The process of trading in the commodity market is similar to that of trading in stocks. The main difference is that instead of buying or selling equity or stocks of various companies, commodities such as energy, agricultural products, and metals are traded on a commodity exchange. Besides these, there are differences in the instruments of trade and the units. Let’s take a look at some of the significant differences as well as pros and cons of both.
The risks associated with commodities are in fact less than that in stocks, contrary to popular belief. Commodities are not as volatile as they appear to be. Metal and energy contracts have a cutoff barrier of 6 percent either way but stocks can fluctuate up to 20 percent in a single day. For agricultural commodities, this cut off is at 4 percent.
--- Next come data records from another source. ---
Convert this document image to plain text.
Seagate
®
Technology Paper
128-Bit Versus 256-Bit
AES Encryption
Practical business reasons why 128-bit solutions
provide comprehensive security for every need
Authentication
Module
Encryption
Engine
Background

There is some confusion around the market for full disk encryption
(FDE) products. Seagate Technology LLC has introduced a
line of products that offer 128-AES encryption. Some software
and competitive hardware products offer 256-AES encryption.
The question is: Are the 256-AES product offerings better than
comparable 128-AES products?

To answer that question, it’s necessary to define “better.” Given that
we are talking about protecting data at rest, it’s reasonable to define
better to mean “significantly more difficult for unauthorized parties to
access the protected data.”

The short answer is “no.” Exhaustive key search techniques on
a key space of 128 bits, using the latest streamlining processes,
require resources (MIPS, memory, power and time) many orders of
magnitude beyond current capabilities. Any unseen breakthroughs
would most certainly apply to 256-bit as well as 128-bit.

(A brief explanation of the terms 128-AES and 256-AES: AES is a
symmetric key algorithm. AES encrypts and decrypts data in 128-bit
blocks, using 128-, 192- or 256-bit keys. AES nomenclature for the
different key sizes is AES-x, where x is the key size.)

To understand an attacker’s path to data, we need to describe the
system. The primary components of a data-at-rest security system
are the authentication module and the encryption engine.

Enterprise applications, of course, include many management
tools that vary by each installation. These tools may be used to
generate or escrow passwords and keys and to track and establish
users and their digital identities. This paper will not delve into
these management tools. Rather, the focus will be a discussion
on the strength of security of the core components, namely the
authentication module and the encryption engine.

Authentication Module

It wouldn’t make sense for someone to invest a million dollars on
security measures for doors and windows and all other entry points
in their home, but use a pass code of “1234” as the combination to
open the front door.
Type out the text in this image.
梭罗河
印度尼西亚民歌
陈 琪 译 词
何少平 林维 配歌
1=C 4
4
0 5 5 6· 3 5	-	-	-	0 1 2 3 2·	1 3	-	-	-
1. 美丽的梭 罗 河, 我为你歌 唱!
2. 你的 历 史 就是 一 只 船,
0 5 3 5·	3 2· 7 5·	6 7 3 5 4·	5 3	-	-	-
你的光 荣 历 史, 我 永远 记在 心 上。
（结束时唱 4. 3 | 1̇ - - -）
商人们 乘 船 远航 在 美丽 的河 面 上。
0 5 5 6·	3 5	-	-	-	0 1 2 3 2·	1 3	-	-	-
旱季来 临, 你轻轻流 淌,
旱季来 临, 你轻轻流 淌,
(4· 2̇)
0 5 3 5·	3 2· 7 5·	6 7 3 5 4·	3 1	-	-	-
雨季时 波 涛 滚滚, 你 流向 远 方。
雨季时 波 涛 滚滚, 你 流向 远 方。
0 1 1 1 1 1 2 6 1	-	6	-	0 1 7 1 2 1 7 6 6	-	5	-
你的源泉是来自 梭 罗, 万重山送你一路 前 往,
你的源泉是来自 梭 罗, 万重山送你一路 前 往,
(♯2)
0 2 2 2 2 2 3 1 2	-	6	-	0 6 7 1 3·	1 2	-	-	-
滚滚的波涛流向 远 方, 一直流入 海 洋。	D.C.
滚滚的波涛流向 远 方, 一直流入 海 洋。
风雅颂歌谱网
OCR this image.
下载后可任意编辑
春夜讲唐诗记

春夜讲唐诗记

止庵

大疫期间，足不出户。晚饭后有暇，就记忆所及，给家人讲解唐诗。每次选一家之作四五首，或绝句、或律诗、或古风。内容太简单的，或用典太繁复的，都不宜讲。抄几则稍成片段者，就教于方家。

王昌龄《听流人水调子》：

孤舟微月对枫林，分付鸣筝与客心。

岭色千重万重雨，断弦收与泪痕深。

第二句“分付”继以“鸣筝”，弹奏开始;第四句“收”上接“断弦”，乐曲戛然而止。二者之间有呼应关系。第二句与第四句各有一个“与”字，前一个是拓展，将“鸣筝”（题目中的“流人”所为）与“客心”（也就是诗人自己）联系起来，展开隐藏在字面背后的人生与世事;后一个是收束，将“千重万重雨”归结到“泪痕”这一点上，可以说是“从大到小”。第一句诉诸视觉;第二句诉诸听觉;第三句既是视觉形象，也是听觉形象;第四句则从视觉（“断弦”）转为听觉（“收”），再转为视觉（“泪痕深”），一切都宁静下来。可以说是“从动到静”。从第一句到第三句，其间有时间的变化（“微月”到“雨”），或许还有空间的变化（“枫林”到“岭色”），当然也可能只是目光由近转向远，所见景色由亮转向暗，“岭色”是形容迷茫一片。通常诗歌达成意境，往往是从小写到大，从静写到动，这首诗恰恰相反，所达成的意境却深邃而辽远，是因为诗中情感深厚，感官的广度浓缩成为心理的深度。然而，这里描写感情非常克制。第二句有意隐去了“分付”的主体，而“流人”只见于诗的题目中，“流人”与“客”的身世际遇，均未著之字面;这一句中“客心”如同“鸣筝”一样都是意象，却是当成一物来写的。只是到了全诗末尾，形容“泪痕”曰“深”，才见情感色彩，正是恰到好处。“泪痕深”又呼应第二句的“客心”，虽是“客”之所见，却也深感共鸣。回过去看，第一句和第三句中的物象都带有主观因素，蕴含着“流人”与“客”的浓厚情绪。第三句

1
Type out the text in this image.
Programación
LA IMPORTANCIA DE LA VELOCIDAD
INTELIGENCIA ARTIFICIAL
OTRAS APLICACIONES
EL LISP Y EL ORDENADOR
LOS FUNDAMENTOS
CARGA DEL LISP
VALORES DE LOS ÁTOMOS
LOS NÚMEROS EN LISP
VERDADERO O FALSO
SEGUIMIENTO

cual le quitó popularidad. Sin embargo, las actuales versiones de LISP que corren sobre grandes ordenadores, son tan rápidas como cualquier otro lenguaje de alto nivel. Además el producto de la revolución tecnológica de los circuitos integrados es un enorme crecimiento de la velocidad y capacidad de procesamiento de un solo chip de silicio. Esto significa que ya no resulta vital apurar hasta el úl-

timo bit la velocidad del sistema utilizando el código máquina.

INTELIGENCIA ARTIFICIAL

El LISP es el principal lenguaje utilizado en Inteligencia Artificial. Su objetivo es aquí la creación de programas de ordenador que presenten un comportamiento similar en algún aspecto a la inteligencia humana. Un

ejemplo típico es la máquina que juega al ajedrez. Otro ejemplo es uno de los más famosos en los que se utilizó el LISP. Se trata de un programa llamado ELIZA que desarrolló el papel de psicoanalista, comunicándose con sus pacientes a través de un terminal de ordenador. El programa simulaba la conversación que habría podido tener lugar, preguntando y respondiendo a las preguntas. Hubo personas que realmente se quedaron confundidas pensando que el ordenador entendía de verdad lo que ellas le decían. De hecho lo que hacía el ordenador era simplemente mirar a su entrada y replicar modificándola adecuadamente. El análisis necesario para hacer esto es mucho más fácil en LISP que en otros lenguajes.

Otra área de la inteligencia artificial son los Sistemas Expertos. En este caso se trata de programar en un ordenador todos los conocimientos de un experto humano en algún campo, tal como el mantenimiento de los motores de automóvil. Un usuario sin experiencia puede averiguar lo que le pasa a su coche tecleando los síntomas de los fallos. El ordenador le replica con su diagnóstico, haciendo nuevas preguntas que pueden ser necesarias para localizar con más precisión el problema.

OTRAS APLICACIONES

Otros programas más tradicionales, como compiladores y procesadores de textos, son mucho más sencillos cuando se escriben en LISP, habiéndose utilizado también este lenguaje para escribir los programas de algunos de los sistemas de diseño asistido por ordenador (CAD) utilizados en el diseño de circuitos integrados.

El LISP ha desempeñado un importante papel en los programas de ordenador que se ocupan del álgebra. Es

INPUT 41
The trade timings of the stock exchange and the commodity markets vary. The stock market functions from 9.15 am to 3.30 pm while the commodity markets stay open from around 10 am to midnight. This gives commodity traders a greater window of opportunity to carry out trades and maximize their profits.
Ease of trade
Trading in commodities is pretty simple because it is just a matter of supply and demand. But, trading in stocks and equity is slightly more complicated. Without researching about the company you are investing in and making any kind of monetary commitments is not advisable.
Returns and benefits
Here, stocks stand at a slightly better advantage because quite a few of them pay out regular dividends to investors based on their performance. This does not happen in commodity trading online or otherwise. The value of commodities, however, is dependent on a physical asset, which makes them a lucrative investment during periods of economic uncertainty.